Companies reporting earnings in coming weeks are likely to mention one common factor gouging their results: the strong dollar. The U.S. currency stands near a 20-year high against a basket of its peers and is up 15.1% in the past year, lifted by a hawkish Federal Reserve and investors seeking shelter from turbulent markets. A strong dollar can be a headwind for U.S. companies as it makes exporters’ products less competitive abroad and hurts multinationals that need to convert their foreign profits back into the U.S. currency. Investors are also awaiting what the Fed will have to say on those topics at its monetary policy meeting next week, at which it is widely expected to deliver another jumbo-sized 75 basis-point rate increase. The dollar’s strength threatens to combine with high inflation, supply chain issues and other factors to weigh on earnings.


Trading recommendation: sell 4000 and take profit 3810.

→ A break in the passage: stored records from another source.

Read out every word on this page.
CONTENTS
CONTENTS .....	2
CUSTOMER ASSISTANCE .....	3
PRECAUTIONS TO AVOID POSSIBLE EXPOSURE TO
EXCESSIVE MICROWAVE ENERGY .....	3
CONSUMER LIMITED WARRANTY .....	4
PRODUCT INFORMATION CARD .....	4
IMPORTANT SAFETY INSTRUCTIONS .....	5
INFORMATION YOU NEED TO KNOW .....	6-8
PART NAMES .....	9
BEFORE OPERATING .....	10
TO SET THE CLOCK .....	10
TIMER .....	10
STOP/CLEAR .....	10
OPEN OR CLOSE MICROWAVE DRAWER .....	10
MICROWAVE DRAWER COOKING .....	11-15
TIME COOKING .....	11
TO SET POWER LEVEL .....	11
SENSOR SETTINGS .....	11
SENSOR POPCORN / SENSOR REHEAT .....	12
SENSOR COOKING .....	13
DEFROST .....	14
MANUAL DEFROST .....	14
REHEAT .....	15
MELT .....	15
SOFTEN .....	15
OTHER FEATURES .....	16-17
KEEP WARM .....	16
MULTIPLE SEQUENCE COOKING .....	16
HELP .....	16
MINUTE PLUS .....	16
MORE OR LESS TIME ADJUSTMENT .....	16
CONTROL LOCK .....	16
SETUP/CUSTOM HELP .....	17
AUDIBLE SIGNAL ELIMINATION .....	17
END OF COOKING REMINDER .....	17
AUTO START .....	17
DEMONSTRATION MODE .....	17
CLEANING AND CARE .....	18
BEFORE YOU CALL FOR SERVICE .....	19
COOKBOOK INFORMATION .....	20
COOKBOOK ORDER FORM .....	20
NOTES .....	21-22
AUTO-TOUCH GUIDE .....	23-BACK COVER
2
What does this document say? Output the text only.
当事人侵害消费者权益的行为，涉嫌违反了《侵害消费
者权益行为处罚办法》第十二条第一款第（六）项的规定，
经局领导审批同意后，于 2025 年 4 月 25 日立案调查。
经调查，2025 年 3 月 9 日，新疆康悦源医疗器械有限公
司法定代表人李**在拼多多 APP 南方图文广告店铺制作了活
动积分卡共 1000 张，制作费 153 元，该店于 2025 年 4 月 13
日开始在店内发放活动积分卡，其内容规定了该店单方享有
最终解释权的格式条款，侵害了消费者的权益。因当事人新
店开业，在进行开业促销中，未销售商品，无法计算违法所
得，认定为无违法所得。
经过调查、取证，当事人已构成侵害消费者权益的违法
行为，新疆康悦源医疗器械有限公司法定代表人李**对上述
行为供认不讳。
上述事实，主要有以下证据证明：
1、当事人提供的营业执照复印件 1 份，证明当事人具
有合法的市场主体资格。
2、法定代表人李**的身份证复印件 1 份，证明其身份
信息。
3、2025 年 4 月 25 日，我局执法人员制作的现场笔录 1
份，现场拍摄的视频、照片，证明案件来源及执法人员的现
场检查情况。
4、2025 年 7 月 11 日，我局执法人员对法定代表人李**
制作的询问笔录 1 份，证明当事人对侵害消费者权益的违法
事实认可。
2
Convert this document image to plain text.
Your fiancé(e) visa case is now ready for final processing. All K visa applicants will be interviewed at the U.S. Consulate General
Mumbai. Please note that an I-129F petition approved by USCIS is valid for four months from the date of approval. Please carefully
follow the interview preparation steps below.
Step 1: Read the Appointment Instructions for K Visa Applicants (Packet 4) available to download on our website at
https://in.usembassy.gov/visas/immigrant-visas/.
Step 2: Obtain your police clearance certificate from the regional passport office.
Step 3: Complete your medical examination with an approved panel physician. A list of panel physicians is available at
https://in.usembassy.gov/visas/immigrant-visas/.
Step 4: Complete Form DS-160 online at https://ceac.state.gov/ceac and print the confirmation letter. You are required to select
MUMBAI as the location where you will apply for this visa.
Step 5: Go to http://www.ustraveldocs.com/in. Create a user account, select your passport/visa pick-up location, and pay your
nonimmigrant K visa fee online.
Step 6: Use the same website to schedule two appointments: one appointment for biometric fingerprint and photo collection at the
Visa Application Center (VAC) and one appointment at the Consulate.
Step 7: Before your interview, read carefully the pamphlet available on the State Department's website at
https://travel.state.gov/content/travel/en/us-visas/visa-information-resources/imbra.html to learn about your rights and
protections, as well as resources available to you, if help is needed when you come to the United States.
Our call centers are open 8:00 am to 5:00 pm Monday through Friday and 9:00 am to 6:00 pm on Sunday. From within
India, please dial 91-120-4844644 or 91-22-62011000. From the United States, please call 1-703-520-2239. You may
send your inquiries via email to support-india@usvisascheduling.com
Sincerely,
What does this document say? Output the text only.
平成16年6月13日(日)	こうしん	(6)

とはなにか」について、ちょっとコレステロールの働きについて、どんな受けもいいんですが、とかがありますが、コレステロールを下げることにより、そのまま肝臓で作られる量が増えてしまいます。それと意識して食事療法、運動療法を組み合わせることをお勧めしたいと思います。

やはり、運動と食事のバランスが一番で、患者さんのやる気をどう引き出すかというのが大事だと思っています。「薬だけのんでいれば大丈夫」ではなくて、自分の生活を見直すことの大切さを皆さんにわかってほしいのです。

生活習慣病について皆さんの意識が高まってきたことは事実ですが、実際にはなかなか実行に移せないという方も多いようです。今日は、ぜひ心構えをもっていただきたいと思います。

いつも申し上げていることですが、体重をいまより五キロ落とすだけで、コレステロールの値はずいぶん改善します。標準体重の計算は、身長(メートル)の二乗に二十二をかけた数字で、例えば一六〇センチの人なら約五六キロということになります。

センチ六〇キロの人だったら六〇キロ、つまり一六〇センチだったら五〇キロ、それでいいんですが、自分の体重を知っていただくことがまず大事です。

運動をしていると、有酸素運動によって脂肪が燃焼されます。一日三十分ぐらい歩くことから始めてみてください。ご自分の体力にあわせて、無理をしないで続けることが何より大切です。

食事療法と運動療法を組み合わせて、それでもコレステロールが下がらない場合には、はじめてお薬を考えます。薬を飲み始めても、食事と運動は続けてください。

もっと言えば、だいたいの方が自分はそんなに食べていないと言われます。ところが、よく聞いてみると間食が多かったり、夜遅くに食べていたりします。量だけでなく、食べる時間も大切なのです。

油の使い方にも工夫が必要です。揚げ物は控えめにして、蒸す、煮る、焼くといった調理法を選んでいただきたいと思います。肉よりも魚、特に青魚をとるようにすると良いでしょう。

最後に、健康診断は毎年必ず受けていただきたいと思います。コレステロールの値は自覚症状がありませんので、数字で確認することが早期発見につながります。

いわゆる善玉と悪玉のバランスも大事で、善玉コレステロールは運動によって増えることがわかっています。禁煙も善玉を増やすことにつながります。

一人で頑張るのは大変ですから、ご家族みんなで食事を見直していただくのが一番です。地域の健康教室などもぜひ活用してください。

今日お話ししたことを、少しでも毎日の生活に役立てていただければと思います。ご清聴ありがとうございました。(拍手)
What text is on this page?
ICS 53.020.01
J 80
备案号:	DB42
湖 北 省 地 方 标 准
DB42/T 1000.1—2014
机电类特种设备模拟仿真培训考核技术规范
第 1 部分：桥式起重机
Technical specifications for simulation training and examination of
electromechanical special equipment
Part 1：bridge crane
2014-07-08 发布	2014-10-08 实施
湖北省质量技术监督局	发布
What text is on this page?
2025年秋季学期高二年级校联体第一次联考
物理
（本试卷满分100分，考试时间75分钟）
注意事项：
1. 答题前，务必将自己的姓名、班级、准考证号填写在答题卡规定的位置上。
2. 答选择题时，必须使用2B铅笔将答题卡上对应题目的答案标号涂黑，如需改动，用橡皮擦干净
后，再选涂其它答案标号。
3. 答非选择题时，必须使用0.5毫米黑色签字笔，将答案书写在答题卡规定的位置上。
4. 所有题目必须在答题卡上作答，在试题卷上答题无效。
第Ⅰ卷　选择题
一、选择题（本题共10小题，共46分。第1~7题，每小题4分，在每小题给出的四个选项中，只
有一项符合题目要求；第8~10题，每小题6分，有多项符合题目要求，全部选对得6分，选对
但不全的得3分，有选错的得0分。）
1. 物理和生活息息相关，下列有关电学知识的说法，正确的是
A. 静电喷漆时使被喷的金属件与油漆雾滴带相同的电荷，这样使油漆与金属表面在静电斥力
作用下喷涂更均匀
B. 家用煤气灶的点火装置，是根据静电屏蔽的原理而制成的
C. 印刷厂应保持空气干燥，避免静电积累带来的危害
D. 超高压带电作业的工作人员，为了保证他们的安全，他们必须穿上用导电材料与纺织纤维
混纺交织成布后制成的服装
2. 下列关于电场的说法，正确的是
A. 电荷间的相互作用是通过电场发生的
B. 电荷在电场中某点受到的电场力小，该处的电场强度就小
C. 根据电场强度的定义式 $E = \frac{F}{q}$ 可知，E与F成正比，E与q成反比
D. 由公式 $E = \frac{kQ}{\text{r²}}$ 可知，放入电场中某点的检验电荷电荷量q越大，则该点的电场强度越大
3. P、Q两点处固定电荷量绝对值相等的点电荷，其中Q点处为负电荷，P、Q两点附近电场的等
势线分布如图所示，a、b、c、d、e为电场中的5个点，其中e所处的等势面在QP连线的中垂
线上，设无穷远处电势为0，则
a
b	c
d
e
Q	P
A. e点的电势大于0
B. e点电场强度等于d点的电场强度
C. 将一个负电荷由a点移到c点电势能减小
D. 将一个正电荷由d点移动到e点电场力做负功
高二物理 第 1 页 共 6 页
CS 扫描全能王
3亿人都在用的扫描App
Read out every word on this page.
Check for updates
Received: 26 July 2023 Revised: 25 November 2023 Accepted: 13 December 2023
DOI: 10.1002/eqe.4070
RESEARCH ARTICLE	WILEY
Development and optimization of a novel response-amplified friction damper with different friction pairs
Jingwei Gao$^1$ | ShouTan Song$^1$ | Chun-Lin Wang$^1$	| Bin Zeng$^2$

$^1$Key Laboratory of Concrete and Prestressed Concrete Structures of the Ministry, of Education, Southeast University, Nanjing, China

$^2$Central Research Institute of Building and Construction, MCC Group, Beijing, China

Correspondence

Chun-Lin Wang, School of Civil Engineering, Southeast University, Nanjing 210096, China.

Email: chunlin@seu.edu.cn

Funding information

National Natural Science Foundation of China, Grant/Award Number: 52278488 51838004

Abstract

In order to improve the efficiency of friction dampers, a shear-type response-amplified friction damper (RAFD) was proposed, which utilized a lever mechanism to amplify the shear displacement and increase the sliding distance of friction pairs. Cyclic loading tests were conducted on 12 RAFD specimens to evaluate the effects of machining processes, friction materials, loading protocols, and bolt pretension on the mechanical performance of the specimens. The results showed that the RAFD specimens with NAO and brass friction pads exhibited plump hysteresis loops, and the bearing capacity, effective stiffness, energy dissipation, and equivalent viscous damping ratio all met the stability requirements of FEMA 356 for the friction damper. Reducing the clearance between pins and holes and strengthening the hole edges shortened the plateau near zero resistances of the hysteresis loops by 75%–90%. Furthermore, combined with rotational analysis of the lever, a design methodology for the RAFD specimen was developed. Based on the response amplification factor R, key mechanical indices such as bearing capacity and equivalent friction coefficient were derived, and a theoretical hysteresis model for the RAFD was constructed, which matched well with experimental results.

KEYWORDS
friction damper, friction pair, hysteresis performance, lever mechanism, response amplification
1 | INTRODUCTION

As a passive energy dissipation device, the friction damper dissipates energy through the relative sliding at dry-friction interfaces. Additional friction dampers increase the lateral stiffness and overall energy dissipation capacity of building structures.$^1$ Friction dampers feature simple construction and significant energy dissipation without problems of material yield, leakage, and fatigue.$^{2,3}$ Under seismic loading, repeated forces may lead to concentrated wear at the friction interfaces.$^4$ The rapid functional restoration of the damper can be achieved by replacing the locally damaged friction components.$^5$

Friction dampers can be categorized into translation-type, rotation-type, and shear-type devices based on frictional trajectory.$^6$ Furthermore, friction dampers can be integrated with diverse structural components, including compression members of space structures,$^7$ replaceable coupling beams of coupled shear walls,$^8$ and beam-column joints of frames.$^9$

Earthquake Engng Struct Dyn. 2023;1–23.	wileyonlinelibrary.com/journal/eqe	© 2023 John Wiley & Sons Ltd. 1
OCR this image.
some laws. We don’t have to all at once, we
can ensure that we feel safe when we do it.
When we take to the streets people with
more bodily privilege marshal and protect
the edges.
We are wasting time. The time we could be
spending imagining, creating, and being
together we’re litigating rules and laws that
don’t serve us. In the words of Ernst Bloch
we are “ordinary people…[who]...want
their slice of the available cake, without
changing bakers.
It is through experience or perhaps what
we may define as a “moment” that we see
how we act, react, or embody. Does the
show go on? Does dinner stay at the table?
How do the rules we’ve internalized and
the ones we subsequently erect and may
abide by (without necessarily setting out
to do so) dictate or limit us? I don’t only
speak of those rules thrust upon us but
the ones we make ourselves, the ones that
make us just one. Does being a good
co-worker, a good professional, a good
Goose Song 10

The Feds may raise the interest rate by 0.75%


XAUUSD:


Gold steadied after posting its biggest gain in more than a month as investors weighed renewed concerns over economic growth amid tightening monetary policy. Bullion is heading for its first weekly advance in six weeks as the US dollar retreats from a record hit on July 14 and as Treasuries surged Thursday, pushing the 10-year yield below 3%. Fears of a recession are mounting as data Thursday showed jobless claims at an eight-month high and a slump in one regional factory outlook. One index of leading economic indicators is pointing to a contraction. Investors will closely watch the Federal Reserve’s meeting on July 26-27 for clues on its monetary policy path. On Thursday, the European Central Bank raised its key interest rate by 50 basis points, the first increase in 11 years, as it confronts surging inflation.


Trading recommendation: range 1700 -1750.


The Feds may raise the interest rate by 0.75%


#WTI:


Saudi Arabia and Iraq are diverting more and more of their crude oil toward Europe, helping the continent’s oil refineries to overcome a pivot away from Russia. The piped flows are dominated by shipments from Saudi Arabia but Iraq is also ramping up deliveries too. Companies can either deliver into a pipeline called the SuMed that crosses Egypt or, if their ships are small enough, go straight through the Suez Canal into the Red Sea. Piped volumes have increased from about 800,000 barrels a day a month earlier to the highest since a brief surge during a production free-for-all in April 2020. In addition to those flows, about 1.2 million barrels a day have been shipped toward the canal from the Persian Gulf in the first three weeks of July, mostly from Iraq. That could take total flows from the Middle East to Europe to 2.2 million barrels a day, up by nearly 90% since January. This is a negative signal for oil prices.


Trading recommendation: sell 96.50 and take profit 93.30.